Note: I am not a medically trained professional, I am writing from personal experience.
Many of us don’t know what a panic attack is, so I’ll start with the basics.
A panic attack is a rush of intense anxiety. Having a panic attack is frightening and for some people, they don’t know when they are going to have a panic attack. I can tell, but some people can’t. Physical symptoms occur in a stressful situation. Your body is deciding whether to go into fight or flight mode.
But what does a panic attack look like?
A panic attack can come in many forms, a person can feel dizzy, have palpitations, sweat or shake, cry, experience shortness of breath or may feel as though they are being choked. A person may also experience chest pain or nausea and could seem confused. It is a normal reaction for people to cry too.
My panic attacks last five minutes at the most, but they can last up to half an hour for some people.
But what should you do if someone is having a panic attack?
Firstly, don’t tell them to “calm down”. If it was that simple, we could say it in our head and the panic attack would be over. It’s important to sort out the physical symptoms first.
Tell the person to breathe in deeply through their nose and out through their mouth. It allows oxygen to get into the lungs. It may also work for them to think of the word “calm”. It normally helps me as it allows the person to think of the present moment and reality. Some people’s panic attacks can be caused by what may happen in the future ie. a job interview in the afternoon or attending a lecture the next morning.
It can be a normal reaction for people to think they are going to faint, lose control or in extreme cases feel like they are having a heart attack or are going to die. The physical symptoms aren’t anything to worry about. It’s important to reassure the person that this is not going to happen and that they will be fine. The panic attack may pass quicker if someone is there to reassure the person having the panic attack.

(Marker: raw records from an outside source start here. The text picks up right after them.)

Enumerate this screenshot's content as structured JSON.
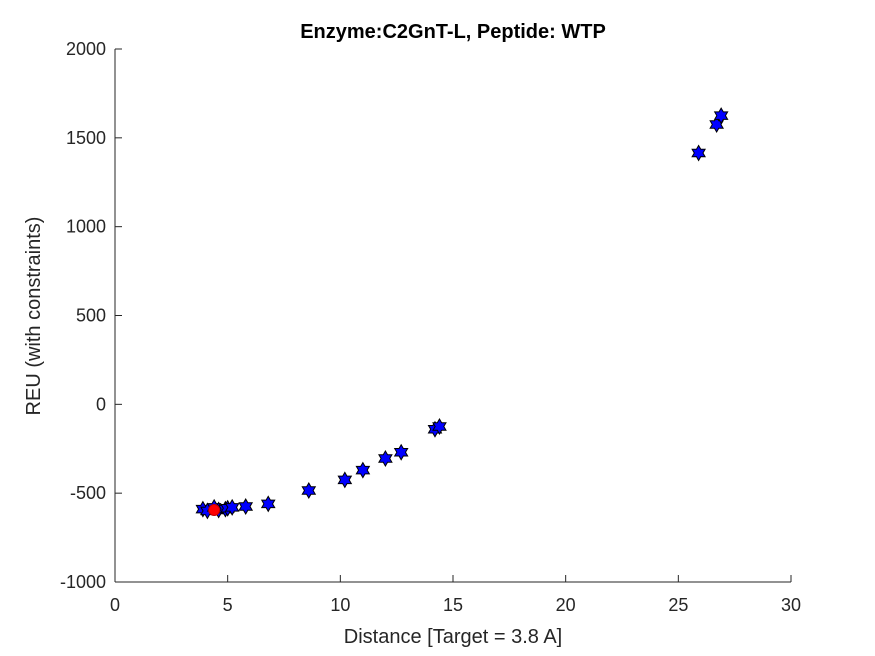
{
  "chart_data": {
    "type": "scatter",
    "title": "Enzyme:C2GnT-L, Peptide: WTP",
    "xlabel": "Distance [Target = 3.8 A]",
    "ylabel": "REU (with constraints)",
    "xlim": [
      0,
      30
    ],
    "ylim": [
      -1000,
      2000
    ],
    "xticks": [
      0,
      5,
      10,
      15,
      20,
      25,
      30
    ],
    "yticks": [
      -1000,
      -500,
      0,
      500,
      1000,
      1500,
      2000
    ],
    "xtick_labels": [
      "0",
      "5",
      "10",
      "15",
      "20",
      "25",
      "30"
    ],
    "ytick_labels": [
      "-1000",
      "-500",
      "0",
      "500",
      "1000",
      "1500",
      "2000"
    ],
    "grid": false,
    "series": [
      {
        "marker": "hexagram",
        "color": "#0000ff",
        "x": [
          3.9,
          4.1,
          4.4,
          4.6,
          4.9,
          5.0,
          5.2,
          5.8,
          6.8,
          8.6,
          10.2,
          11.0,
          12.0,
          12.7,
          14.2,
          14.4,
          25.9,
          26.7,
          26.9
        ],
        "y": [
          -590,
          -600,
          -580,
          -595,
          -590,
          -585,
          -580,
          -575,
          -560,
          -485,
          -425,
          -370,
          -305,
          -270,
          -140,
          -125,
          1415,
          1575,
          1625
        ]
      },
      {
        "marker": "circle",
        "color": "#ff0000",
        "x": [
          4.4
        ],
        "y": [
          -595
        ]
      }
    ]
  }
}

Some people may feel tired after a panic attack so it’s important to ask if they feel that way. Sitting a person down may help with the tiredness as all of their energy was focused on their panic attack. You should keep talking to someone after the panic attack has faded to assess how they feel. Even asking, “do you feel okay?” will help you gauge the situation.
You could ask the person what caused their panic attack. Many don’t know, but other people may be fully aware. However, you should always use your judgement as talking about a stressful situation could cause another panic attack. We don’t want that – one is more than enough!
A person may be good at managing their attacks if they have had them before, but if it’s someone’s first time then support would help them dramatically. I can remember my first panic attack. I was on my own and I didn’t know what to do. I just lay down and closed my eyes. 15 minutes later, it was over.
If you want something simple to remember, then remember this: speak, sit, support.